Suppose we start in the Cartesian plane with coordinates $(x, y)$ such that $x^2 + y^2 < 1$ (lies in the unit circle). There are $2$ variations to my question:
- A step is defined as picking a random direction (not necessarily cardinal) and moving exactly $1$ unit in said direction. For example, if we were to start at $(1, 0)$, an example of where we might end up after a step is $(1, -1)$.
- Define a step the same way as aforementioned except the length of the step is a random number from $0$ to $1$.
What is the expected absolute distance from the origin after performing a step given a starting position as defined at the top?
I've read this SE thread, and I suppose it was pretty interesting and insightful (even though I understood nothing). Is it somehow related to my question?
In the linked question I said
Here you have $d=2$ so this becomes close to $\frac12\sqrt{N \pi}$.

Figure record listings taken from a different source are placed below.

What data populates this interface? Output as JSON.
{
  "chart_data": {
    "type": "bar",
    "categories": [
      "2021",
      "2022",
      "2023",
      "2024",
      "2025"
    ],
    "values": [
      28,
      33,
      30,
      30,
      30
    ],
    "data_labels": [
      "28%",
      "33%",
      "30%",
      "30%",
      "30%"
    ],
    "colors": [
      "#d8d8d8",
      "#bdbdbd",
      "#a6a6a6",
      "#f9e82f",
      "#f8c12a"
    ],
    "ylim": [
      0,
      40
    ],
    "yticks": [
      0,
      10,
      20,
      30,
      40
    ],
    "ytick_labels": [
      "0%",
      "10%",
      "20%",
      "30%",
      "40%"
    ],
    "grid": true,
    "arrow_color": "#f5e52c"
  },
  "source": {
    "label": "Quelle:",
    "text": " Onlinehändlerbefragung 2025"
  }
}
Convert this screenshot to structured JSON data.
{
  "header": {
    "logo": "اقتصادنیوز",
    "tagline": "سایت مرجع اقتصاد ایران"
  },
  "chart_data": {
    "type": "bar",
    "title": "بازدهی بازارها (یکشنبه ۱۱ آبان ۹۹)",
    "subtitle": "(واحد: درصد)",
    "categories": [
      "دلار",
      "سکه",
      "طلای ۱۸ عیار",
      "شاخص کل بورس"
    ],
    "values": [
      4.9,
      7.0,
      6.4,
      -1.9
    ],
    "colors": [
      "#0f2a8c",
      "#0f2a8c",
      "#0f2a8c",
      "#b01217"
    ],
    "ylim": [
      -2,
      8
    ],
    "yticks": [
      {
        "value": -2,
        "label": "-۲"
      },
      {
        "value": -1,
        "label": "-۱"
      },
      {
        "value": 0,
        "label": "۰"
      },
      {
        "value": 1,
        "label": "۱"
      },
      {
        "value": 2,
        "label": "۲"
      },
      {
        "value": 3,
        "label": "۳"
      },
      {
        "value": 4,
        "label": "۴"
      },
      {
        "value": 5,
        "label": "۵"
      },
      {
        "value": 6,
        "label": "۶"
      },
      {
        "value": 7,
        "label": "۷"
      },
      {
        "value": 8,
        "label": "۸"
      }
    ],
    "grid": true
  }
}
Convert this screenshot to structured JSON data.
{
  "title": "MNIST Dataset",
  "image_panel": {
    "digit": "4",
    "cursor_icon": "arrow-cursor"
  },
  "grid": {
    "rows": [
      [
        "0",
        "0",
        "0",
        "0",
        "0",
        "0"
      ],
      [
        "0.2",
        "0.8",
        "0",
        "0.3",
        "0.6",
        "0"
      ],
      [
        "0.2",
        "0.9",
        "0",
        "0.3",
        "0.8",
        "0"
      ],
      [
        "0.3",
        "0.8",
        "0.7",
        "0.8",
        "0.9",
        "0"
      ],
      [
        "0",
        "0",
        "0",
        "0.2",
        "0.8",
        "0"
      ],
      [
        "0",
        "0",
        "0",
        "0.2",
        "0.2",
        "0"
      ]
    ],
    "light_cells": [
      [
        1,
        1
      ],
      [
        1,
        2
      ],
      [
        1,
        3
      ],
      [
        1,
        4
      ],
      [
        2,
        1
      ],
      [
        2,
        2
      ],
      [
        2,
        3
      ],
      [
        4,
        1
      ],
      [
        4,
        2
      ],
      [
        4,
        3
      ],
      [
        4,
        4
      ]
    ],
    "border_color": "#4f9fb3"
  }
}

As a simulation example using R with $100$ steps of length $1$ in a uniformly distributed random direction, we might expect a result close to $\frac12\sqrt{100 \pi} \approx 8.862$ and indeed we see that:
If the step length is instead uniformly distributed on $[0,1]$ then you need to multiply that expected absolute distance by $\sqrt{\mathbb E[R^2]}=\frac{1}{\sqrt{3}}\approx 0.57735$.